Changing system meant some parents didn't know schools were closed

vhoneycutt@herald-leader.comJanuary 21, 2014 

Tim Diachun shoveled snow from the walk in front of his house Tuesday on Providence Road in Lexington.

PHOTO BY CHARLES BERTRAM | STAFF — Herald-Leader Buy Photo

  • Make-up days: Officials canceled Wednesday classes Tuesday afternoon. Wednesday marked the fifth day missed for winter weather this year. That means school will be in session through June 3.

Fayette County Schools' transition to a new weather notification system caused some problems Tuesday when some parents didn't get a telephone alert that classes had been canceled.

Fayette County Schools' spokeswoman Lisa Deffendall said Tuesday that officials had recently told parents the district was replacing its automated system, which has been used the past two years to call every parent in the district to inform them of school cancellations.

Deffendall said schools will soon provide information on a new automated calling system.

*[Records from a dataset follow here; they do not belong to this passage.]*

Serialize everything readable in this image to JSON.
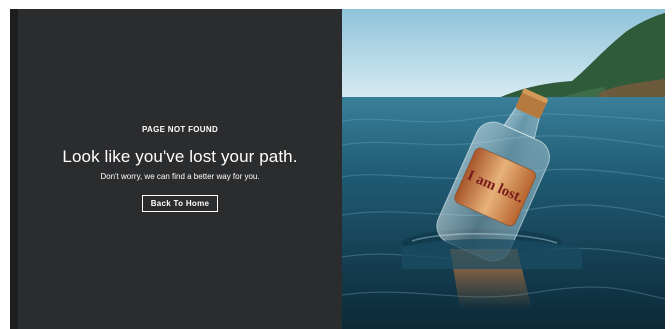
{
  "page": {
    "eyebrow": "PAGE NOT FOUND",
    "headline": "Look like you've lost your path.",
    "subtext": "Don't worry, we can find a better way for you.",
    "home_button_label": "Back To Home"
  },
  "image": {
    "subject": "message-in-a-bottle",
    "note_text": "I am lost."
  },
  "colors": {
    "panel_background": "#2b2c2e",
    "text": "#ffffff",
    "sea": "#1f5a72",
    "sky": "#b9d8e6"
  }
}
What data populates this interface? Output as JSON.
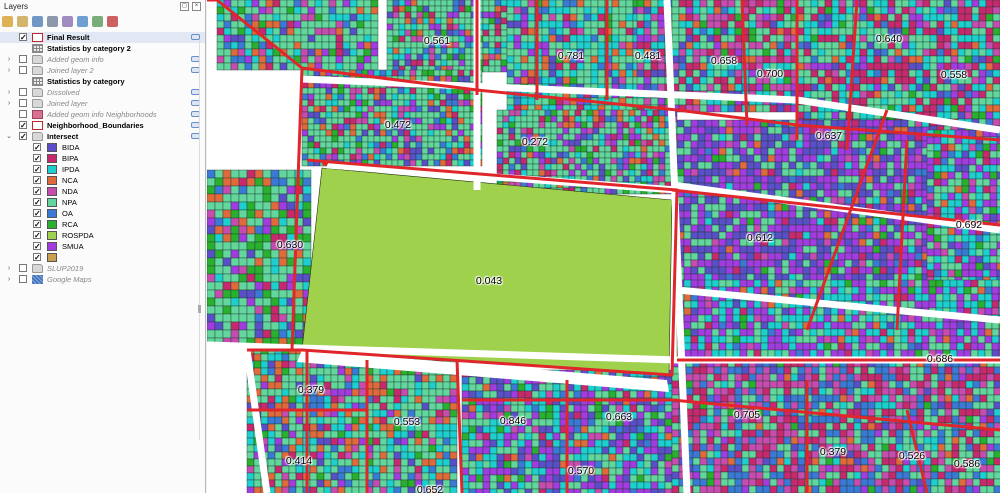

Under the new system, tied to the online Infinite Campus system, which parents use to check student grades, families will be able to select the phone numbers they want the district to use.

The new system also gives people the option of receiving text messages about closings.

Deffendall had previously said no phone calls would go out in the interim. A Jan. 5 post on the district's Facebook page said, "Until we can get the information home to families, there will not be a phone call, so if there is a change to schedules this week, we will again be limited" to other methods.

Tuesday's cancellation was announced on the district's cable TV network (Channel 13 on Lexington's Time Warner lineup), and its Facebook and Twitter pages, and the information was given to all media outlets, Deffendall said. The district's website, FCPS.net, was down for maintenance early Tuesday morning, so no online notification could be sent out.

Not everyone got the news Tuesday, causing parents and employees to leave messages online.

Deffendall confirmed that parents voiced concerns to the district that they had not gotten a phone call.

When Wednesday's classes were canceled late Tuesday afternoon, district officials posted the announcement on the website. The message quickly made its way through social media and news sites. By 4:20 p.m., the district had posted a message on Facebook and Twitter.

The district sent out an email Tuesday afternoon saying the district "will be sending a phone call announcement about this closing to all of the phone numbers we have on file for the families in our school district, since the decision was made early in the day and we will not be inconveniencing families at 5:30 a.m."

Fayette Superintendent Tom Shelton said Tuesday evening that the new "system is up and we can now make calls as we normally would do and so we used the new system."

Tuesday's email to parents said "look for information to come home soon about how to customize your preferences in Infinite Campus for future early morning weather notifications via phone or text."

The district paid about $48,700 a year to a Texas company that specialized in mass notification under the previous system called IRIS, or Immediate Response Information System. The goal was to have families start getting calls at 5:30 a.m. at the number they listed when they enrolled a child. The Web-based system, which the district began using in January 2012, was set up to notify every family in the school district within 15 minutes. The district has more than 40,000 students enrolled.

A post on the district's Facebook page this month said the old system had failed more than once and the upgrade is expected to be a "huge" improvement.

Suzanna Schroeder of Lexington said she has three children, each in a different school, and none of them brought home a notice about a new telephone notification system or that the old one was no longer being used.

Schroeder said she took her daughter to the bus stop Tuesday because she didn't get a phone call or an email.

"If you are going to take something away in the middle of winter, have something else in place first or stick with the old system until the new one is in place," she said. "Or at least send something home with the kids to let us know."